I was sitting in High School Bible Study and the teacher asked this question: “Who do you turn to when things are going crazy in your life? When you need advice?” Some students answered friends, adults, or Google. Then the teacher asked, “What about your parents? Do you ever go to your parents?” There was some muttering in the room so I raised my hand and said, “Yes, I turn to my parents.” Everyone over the age of twenty in the room was in full agreement with me. We all had reached an age where we know something that our teenage friends haven’t learned yet.
It seems that somewhere between the age of twelve and fourteen, aliens come and abduct our children. They implant an inhibitor chip deep within their brains. For the next five to seven years teenagers think that their parents are embarrassing, stupid, and absolutely out of touch with reality. Most think that anyone else in the entire world has more skill, more wisdom, and better answers than their parents.

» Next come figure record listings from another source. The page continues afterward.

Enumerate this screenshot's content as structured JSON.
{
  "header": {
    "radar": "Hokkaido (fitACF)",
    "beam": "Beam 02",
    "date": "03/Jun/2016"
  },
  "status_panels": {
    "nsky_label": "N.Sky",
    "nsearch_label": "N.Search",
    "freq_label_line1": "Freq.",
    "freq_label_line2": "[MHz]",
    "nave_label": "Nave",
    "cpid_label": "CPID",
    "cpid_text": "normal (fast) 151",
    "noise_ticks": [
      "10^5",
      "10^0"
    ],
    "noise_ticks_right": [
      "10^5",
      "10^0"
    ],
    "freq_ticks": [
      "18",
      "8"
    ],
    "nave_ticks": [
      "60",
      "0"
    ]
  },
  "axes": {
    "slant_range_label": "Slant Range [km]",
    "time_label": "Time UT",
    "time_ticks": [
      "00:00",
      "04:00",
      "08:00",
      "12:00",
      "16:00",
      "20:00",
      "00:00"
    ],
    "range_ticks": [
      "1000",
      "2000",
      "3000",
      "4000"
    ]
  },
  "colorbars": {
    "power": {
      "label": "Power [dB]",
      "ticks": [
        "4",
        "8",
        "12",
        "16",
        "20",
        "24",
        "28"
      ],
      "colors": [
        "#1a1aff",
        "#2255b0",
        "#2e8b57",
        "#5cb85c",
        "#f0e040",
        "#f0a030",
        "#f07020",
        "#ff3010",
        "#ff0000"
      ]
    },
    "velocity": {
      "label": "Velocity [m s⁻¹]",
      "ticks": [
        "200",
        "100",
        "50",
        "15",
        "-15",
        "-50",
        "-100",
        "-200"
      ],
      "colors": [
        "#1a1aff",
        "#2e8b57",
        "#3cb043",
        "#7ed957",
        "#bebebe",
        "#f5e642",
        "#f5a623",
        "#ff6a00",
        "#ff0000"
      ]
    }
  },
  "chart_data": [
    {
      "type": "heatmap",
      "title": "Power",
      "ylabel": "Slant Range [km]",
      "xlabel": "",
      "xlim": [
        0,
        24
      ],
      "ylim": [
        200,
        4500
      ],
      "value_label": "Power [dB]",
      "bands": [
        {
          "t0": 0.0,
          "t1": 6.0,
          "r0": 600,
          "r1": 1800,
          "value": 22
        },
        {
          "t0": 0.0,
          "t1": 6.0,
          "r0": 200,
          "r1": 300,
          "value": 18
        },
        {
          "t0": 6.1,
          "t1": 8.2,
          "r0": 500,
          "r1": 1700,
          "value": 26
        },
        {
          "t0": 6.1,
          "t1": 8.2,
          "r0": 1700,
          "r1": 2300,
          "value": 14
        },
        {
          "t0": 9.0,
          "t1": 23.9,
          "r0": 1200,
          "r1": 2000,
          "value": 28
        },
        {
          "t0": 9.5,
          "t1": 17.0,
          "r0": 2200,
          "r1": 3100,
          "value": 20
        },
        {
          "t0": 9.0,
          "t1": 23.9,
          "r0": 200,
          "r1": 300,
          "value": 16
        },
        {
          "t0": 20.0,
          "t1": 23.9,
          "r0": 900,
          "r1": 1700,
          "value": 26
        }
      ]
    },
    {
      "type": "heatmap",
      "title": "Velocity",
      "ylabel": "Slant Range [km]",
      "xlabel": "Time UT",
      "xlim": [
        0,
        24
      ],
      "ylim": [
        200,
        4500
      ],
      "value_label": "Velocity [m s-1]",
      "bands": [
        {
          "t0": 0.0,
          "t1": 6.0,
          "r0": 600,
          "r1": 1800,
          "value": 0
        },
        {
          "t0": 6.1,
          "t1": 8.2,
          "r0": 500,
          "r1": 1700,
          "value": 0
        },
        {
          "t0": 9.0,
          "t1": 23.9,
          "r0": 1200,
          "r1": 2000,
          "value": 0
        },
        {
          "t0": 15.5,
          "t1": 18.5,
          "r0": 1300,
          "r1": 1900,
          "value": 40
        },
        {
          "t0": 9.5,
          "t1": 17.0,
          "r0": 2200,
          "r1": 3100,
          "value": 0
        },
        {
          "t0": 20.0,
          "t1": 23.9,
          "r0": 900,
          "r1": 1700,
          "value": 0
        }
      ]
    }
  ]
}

Parents, in the middle of those teenage years there will likely come a time when you may be convinced that you are dumb. You might even catch yourself thinking,”Maybe all the teenagers are right. Maybe it isn’t them. Maybe it is me who lost my mind. Maybe I have lost my grip on reality. Maybe I don’t really understand what it is like.” Fight that temptation. Slap yourself in the face or get someone else to do it for you. Don’t fall for that trickery. Just pull out an old journal or think back on your high school days. You will remember quickly that you were a teenager and that you do understand.
Then somewhere around age twenty to twenty-two, that inhibitor chip miraculously disappears or is somehow reabsorbed into the bloodstream. All of a sudden, parents have all the answers. They know what to do when you get in a wreck or the car breaks down. They know what to do when your boyfriend or girlfriend breaks up with you. They know what to say to calm your nerves when you have a big interview for your dream job. They know how to help you cope with a child who will not sleep and they even take that child for a night or two so that you can sleep. They know how to have a good conversation. They have wisdom and good words of advice. They are still parents, but they are much more than that.
But for now, the struggle is real. I want to encourage you to stay the course. Continue to love your children. Care for them. Seek what is best for them. Don’t mortgage your child’s future because you want to be their best friend. Discipline them if they need it. Encourage them when they need it. Laugh with them when they need it. Cry with them when they need it. Pray with them and for them because they will always need that.
Don’t just batten down the hatches and weather the storm of the teenage years. Step on deck, look that storm in the face, and say give me all you’ve got. Be that stalwart consistency that your son or daughter needs when the turbulent winds of Middle School assail them. Be that safe haven of refuge they need in High School when they feel like everyone is out to get them. Love them with the love that only Christ can give you.
Teach them His word and his statutes. Rebuke them when they sin. Correct them when they have strayed off of the path. Teach them how to follow Christ. Train them in righteousness. So that as they grow they will be servants of God who are thoroughly equipped for every good work (2 Timothy 3:16-17).
And always remember this: It is only time that separates them from turning to you for help, answers, and friendship.